Good News: Not All Retailers Are Doomed
On a positive note, there are also plenty of retailers across the U.S. that are growing their physical assets while others sink or struggle to stay afloat. Over 3,400 openings have been announced so far in 2017, according to FGRT. Dollar General, Dollar Tree, Lidl, Aldi, Ross Stores, and TJ Maxx are planning to open hundreds of new stores next year.
In May 2017, my coworker Laura Myers and I were fortunate enough to sit down with TJX’s Dan Bushlow to discuss their digital transformation in Boston. Before going ahead and watching the interview, let me give brief background information about the company for those who are not acquainted with it. The TJX Companies, Inc. is an American apparel and home goods company based in Framingham, Massachusetts. In the United States, the company’s stores are known by such popular names as T.J.Maxx, Marshalls, and HomeGoods.

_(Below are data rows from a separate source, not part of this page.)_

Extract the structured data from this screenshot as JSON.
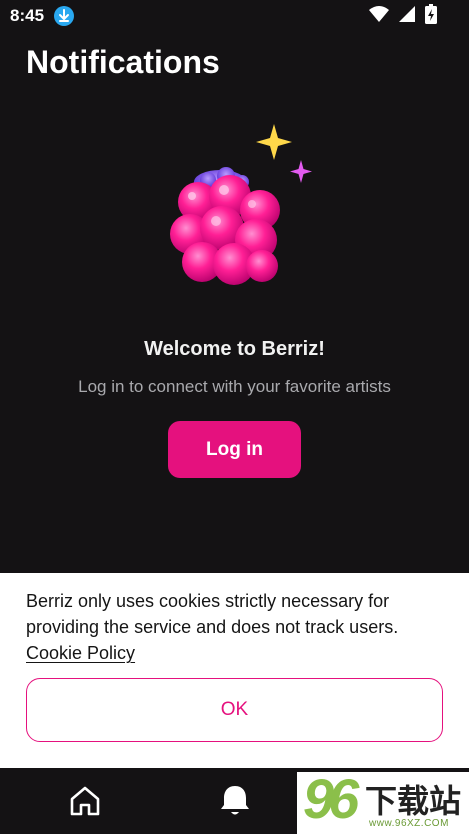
{
  "status_bar": {
    "time": "8:45",
    "icons": [
      "download-icon",
      "wifi-icon",
      "signal-icon",
      "battery-icon"
    ]
  },
  "header": {
    "title": "Notifications"
  },
  "hero": {
    "illustration": "raspberry-with-sparkles"
  },
  "empty_state": {
    "heading": "Welcome to Berriz!",
    "subtitle": "Log in to connect with your favorite artists",
    "login_label": "Log in"
  },
  "cookie_banner": {
    "text": "Berriz only uses cookies strictly necessary for providing the service and does not track users.",
    "link_label": "Cookie Policy",
    "ok_label": "OK"
  },
  "bottom_nav": {
    "items": [
      {
        "icon": "home-icon",
        "active": false
      },
      {
        "icon": "bell-icon",
        "active": true
      }
    ]
  },
  "watermark": {
    "number": "96",
    "cn_text": "下载站",
    "url": "www.96XZ.COM"
  },
  "colors": {
    "background": "#141214",
    "accent": "#e5117e",
    "sheet": "#ffffff"
  }
}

Recently a new concept, Sierra Trading Post was added. In Canada, the names are Winners, HomeSense, and Marshalls. In Europe, the names are T.K.Maxx and HomeSense.
Knowing TJX built a retail empire, we wondered if the organization was embracing e-commerce. Dan informed us that among the group companies, T.J.Maxx is the only one that has an e-commerce website. For the rest, the only e-commerce related activity is selling gift cards. Therefore, the organization is expecting to utilize online marketing tools to execute more sophisticated campaigns. As a first step, though, they formed a mobile app team as they plan to launch a mobile app in the upcoming months.
TJX's earnings season history remains impressive as the company reported positive surprise in all the last four quarters, making for an average positive surprise of 5.29%. The company called out its marketing as a reason for such positive growth. Last year, Kantar Media reported that TJX has been incrementally adding dollars to its marketing budget each year and spending is up nearly 40% since 2011.
Such gains are mostly due to its effective marketing campaign but also partly its in-store destination strategy where shoppers can always find an ever-changing assortment of bargains. This strategy doesn’t only give consumers a shopping itch but also protects its business from an intrusion on e-commerce giant Amazon’s territory. That being said, winning the discount game is not an easy task as we have recently read many failure stories coming from the off-price bandwagon which nearly every other department is jumping on. Macy’s, for instance, has been expanding its off-price outlets, called Macy's Backstage with a hope of getting their share from a consumer migration to lower-priced discount stores.
Beauty retailers such as Ulta and Sephora continue to set examples of the fastest-growing names while expanding their footprints. Additionally, the S&P 500 Retail ETF (XRT) is making up for many of the past months' losses.
When you think of all these delicate dynamics in a customer journey, sometimes, it may feel like rocket science at first but the reality is much more positive than it seems, yet there has never been a more exciting time to be a marketer, especially online. Today, retailers may have these complicated problems on hand but they equally have very advanced technologies that can integrate semantic technology and information science to give a deep insight across the entire customer journey rather than spanning one or two touchpoints. From there, they can stop the walkouts to be the end of the customer story, instead, those walkouts may be transformed into another touchpoint that would lead to recapturing sales either online or offline. That way, online sales will no longer take a bite out of their annual sales. If anything, it will generate a new revenue stream for them.